Heungkuk Life Insurance announced on the 7th, "We have decided to exercise the call option on the $500 million overseas hybrid capital securities issued in November 2017."


The company had postponed the call option exercise on the overseas hybrid capital securities on the 1st due to difficulties in raising funds amid a sharp rise in benchmark interest rates. Following this decision, the prices of foreign currency-denominated bonds issued by domestic companies plummeted in the overseas bond market, significantly worsening investment sentiment toward Korean bonds.


As investment sentiment toward Korean bonds sharply declined, raising concerns that overseas fundraising by Korean companies would become significantly more difficult, financial authorities intervened to encourage Heungkuk Life Insurance to exercise the call option.


The Financial Services Commission and the Financial Supervisory Service held a meeting with the life insurance industry on the 3rd to discuss support measures for Heungkuk Life Insurance. At this meeting, financial support through other financial institutions was discussed. Heungkuk Life Insurance plans to raise the $500 million through its own funds, financial support from its major shareholder Taekwang Group, issuance of repurchase agreements (RP) with commercial banks, and loans from other insurance companies.


A Heungkuk Life Insurance official said, "We plan to first gather as much of our own funds as possible, then raise the remaining amount through RP issuance or loans from other companies."


The market viewed Heungkuk Life Insurance's decision positively. The prices of foreign currency-denominated bonds of Korean companies, which had sharply declined, are expected to rebound, and foreign investors' investment sentiment toward domestic companies' bonds is also anticipated to recover to some extent.


Choi Seongjong, a researcher at NH Investment & Securities, said, "Prices of hybrid capital securities of banks and financial holding companies, which had weakened due to Heungkuk Life Insurance's failure to exercise the call option, have shown signs of recovery since yesterday. I believe the foreign bond market will stabilize to some extent."


It is also expected that other insurance companies will follow suit in exercising their hybrid capital securities call options. Following Heungkuk Life Insurance, DB Life Insurance plans to exercise the call option on its 30 billion won hybrid capital securities, postponed to May next year, as scheduled on the 13th of this month. Companies such as Hanwha Life Insurance and KDB Life Insurance, which have call options on hybrid capital securities scheduled for the first half of next year, also plan to exercise their call options as planned.
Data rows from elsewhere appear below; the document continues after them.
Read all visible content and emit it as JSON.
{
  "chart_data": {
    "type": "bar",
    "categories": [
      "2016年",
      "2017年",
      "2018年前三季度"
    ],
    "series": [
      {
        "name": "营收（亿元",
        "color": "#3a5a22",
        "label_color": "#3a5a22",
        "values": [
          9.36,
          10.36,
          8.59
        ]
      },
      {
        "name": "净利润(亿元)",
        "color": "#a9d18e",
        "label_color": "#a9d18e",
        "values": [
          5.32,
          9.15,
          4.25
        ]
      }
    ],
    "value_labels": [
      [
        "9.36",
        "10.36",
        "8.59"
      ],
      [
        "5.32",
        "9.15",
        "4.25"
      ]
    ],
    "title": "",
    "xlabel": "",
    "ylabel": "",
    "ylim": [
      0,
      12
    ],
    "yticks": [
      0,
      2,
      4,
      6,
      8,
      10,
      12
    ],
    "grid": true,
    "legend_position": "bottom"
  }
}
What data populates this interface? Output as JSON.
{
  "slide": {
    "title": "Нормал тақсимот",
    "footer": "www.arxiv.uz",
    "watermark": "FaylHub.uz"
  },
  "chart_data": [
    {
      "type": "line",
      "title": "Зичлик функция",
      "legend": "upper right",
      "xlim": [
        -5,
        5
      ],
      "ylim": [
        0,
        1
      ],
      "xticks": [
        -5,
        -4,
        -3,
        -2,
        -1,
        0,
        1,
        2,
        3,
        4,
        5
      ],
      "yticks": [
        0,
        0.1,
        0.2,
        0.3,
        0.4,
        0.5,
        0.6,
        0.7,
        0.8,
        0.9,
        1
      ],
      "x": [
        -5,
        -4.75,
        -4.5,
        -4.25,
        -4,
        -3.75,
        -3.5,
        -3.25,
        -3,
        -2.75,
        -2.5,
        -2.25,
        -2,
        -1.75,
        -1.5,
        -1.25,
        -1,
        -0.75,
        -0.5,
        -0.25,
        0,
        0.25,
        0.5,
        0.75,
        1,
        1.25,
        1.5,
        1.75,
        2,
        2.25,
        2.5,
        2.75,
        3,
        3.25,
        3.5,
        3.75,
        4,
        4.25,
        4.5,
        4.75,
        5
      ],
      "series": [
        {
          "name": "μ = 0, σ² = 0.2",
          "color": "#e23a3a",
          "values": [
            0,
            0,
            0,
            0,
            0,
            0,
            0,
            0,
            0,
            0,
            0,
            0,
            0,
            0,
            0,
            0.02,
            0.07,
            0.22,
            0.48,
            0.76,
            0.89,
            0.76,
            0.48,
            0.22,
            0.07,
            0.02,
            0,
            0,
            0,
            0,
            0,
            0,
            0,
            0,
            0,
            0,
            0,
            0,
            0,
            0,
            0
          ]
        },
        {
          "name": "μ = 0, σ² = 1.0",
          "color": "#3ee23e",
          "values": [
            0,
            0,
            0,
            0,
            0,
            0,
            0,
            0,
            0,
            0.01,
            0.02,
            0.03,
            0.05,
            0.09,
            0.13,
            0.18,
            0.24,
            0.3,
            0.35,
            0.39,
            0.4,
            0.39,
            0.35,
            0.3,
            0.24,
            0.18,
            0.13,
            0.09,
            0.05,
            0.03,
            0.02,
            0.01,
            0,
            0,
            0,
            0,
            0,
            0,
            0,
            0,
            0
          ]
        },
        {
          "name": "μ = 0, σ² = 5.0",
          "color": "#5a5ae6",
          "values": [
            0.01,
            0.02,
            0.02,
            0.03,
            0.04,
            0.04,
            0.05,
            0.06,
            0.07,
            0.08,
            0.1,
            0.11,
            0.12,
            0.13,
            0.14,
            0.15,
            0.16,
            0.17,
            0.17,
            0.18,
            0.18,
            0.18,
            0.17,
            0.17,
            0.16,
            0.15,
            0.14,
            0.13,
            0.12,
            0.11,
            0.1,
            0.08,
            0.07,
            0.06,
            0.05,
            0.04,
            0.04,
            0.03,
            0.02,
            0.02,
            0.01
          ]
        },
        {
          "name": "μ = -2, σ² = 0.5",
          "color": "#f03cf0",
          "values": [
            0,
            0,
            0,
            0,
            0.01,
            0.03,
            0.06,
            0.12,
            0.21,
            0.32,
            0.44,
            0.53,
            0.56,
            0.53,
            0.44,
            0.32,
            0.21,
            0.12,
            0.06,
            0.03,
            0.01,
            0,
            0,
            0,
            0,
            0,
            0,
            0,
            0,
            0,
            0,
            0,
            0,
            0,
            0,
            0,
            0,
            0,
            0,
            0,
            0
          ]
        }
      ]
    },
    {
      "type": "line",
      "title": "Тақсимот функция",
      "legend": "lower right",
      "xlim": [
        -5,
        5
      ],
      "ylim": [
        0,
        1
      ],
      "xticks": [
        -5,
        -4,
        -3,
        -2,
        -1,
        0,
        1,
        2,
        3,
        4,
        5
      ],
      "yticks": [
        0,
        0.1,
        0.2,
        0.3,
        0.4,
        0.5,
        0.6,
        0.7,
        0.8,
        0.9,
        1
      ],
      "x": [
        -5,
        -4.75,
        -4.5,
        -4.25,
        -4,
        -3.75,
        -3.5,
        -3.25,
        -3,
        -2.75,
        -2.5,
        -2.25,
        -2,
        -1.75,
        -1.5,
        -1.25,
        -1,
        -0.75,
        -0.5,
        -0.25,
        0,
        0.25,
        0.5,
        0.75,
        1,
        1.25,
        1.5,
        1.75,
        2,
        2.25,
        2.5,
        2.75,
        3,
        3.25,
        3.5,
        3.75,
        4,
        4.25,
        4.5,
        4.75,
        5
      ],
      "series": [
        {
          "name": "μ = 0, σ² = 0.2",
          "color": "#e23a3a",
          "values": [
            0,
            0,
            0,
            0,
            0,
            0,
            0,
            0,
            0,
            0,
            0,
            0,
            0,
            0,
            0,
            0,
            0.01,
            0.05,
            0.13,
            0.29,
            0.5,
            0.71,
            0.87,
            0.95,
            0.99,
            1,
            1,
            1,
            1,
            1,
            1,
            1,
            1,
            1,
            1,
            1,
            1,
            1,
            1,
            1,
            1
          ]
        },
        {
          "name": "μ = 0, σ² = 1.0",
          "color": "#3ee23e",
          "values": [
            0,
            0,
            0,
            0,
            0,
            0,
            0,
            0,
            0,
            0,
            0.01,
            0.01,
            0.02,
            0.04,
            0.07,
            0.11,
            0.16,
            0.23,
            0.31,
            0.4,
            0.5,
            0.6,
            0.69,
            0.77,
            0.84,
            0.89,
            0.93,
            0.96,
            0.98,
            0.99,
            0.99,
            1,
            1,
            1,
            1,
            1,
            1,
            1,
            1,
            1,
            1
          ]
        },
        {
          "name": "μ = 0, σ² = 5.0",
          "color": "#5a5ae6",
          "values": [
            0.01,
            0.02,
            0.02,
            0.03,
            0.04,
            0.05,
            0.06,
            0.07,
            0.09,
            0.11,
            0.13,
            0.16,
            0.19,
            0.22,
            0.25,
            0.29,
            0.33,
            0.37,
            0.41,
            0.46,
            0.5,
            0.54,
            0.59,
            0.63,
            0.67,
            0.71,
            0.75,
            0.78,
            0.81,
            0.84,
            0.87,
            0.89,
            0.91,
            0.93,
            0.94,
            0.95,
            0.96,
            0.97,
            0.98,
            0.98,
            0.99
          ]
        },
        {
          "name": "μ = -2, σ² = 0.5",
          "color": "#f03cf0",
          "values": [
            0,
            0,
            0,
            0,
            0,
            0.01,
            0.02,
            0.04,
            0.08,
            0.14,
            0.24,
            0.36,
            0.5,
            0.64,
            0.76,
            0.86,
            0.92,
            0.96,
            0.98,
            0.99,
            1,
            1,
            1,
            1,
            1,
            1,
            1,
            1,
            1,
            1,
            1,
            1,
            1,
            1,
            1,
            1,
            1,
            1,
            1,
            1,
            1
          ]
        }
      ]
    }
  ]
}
An official from the insurance industry emphasized, "Due to the Heungkuk Life Insurance incident, the possibility of other insurance companies not exercising their hybrid capital securities call options has almost disappeared."



Song Mijeong, a senior researcher at Korea Ratings, explained, "Heungkuk Life Insurance's decision to exercise the hybrid capital securities call option will have a stabilizing effect on the previously unsettled market. In particular, since the timing of the call option exercise for insurance companies is approaching soon, the possibility of non-exercise has decreased, which helps restore confidence in the bond market."


This content was produced with the assistance of AI translation services.